Answer
$\displaystyle \theta_{0}= 78.5^{\mathrm{o}}.$
Work Step by Step
If $\vec{v}_{0}$ is expressed as a magnitude (the speed $v_{0}$) and an angle $\theta_{0}$ (measured from the horizontal),
the particle's equations of motion along the horizontal $x$ axis and vertical $y$ axis are
$\left[\begin{array}{ll}
x-x_{0}=(v_{0}\cos\theta_{0})t & (4- 21)\\
y-y_{0}=(v_{0}\sin\theta_{0})t-\frac{1}{2}gt^{2} & (4- 22)\\
v_{y}=v_{0}\sin\theta_{0}-gt & (4- 23)\\
v_{y}^{2}=(v_{0}\sin\theta_{0})^{2}-2g(y-y_{0}) & (4- 24)
\end{array}\right]$
The initial velocity components are $\left\{\begin{array}{l}
v_{0x}=v_{0}\cos\theta_{0}\\
v_{0y}=v_{0}\sin\theta_{0}
\end{array}\right.$
At maximum height, $v_{y}=0$, so the velocity at that point equals $\vec{v}=v_{0x}\hat{i}$,
because the horizontal component remains the same throughout the flight (there is no horizontal acceleration).

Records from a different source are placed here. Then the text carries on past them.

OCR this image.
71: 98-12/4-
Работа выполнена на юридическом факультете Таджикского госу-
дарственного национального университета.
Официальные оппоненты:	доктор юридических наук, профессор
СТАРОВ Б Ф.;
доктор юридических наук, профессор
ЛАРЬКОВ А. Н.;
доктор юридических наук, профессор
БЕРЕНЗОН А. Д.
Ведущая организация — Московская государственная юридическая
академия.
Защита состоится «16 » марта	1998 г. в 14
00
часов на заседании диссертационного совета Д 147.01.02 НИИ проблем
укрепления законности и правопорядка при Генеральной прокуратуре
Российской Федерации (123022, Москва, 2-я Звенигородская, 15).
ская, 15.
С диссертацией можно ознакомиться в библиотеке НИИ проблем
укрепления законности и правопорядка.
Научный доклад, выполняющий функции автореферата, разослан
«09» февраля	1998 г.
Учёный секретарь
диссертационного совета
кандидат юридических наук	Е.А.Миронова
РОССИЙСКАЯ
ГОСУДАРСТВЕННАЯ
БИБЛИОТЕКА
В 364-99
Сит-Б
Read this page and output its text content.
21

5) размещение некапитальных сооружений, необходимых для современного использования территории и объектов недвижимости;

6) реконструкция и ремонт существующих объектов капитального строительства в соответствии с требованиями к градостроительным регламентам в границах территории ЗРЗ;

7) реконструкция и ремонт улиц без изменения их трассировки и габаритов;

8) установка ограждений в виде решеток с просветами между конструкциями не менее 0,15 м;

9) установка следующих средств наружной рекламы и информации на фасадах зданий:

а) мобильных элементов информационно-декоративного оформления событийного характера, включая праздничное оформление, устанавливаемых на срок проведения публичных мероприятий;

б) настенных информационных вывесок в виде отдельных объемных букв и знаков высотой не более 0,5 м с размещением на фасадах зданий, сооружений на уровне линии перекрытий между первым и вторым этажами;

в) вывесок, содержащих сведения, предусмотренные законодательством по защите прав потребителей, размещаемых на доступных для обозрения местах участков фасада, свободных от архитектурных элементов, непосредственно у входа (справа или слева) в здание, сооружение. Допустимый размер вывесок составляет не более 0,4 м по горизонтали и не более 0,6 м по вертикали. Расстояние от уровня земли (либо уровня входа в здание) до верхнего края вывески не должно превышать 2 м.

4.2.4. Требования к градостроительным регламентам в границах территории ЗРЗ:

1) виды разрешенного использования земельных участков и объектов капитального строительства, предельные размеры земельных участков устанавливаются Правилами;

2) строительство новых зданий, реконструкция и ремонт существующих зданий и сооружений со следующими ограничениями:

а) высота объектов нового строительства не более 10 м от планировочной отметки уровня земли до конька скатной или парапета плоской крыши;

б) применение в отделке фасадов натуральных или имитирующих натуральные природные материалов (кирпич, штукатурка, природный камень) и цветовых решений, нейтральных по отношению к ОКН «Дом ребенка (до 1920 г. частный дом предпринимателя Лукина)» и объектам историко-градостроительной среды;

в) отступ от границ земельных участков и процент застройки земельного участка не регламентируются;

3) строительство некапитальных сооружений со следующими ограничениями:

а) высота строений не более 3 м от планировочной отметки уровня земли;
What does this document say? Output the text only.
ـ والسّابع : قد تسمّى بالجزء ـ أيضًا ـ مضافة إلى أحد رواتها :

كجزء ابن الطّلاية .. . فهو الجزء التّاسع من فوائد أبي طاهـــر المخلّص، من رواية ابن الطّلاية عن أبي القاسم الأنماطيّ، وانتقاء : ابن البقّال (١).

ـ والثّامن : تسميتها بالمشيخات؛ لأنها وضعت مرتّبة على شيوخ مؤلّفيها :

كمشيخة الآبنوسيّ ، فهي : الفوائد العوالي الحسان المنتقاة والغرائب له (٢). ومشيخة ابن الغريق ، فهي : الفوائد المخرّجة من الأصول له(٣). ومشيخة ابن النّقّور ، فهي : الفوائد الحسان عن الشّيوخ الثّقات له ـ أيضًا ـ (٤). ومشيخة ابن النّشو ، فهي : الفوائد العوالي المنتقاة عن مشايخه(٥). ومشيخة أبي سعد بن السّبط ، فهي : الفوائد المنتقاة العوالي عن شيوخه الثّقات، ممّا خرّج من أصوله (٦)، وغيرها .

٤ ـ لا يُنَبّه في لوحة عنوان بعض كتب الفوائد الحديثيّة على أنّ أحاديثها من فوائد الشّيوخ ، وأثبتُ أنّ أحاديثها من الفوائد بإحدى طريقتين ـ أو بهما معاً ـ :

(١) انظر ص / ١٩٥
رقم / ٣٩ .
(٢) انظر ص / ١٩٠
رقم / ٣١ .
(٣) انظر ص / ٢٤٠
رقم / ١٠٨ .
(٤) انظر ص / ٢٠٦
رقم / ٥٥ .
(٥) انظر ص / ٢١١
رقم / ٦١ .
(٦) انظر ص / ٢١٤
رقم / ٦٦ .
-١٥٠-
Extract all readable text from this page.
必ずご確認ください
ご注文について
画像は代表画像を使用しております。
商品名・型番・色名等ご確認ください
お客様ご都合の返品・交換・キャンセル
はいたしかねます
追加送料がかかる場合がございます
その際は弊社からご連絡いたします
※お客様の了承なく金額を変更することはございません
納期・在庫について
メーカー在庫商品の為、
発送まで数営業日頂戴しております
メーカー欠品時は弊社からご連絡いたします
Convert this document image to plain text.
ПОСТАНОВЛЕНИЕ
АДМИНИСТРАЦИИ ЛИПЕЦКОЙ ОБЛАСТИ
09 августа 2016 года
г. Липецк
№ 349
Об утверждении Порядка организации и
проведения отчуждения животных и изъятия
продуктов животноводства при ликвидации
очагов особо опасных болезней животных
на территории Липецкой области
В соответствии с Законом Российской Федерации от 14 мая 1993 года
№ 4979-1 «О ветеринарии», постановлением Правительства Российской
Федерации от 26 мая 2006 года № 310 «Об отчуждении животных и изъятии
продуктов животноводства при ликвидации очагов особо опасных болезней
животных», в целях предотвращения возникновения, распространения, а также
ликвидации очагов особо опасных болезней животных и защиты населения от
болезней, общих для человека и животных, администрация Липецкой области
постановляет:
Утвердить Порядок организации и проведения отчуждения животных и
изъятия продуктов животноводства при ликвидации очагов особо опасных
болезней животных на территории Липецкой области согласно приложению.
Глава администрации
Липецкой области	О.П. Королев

The speed at the maximum point is $v=v_{0}\cos\theta_{0}$, and this equals $\displaystyle \frac{1}{5}v_{0} $
(a fifth of the initial speed).
So we solve for $\theta_{0}$
$v_{0}\displaystyle \cos\theta_{0}=\frac{1}{5}v_{0}$
$\displaystyle \cos\theta_{0}=\frac{1}{5}$
$\displaystyle \theta_{0}=\cos^{-1}\frac{1}{5}=78.5^{\mathrm{o}}.$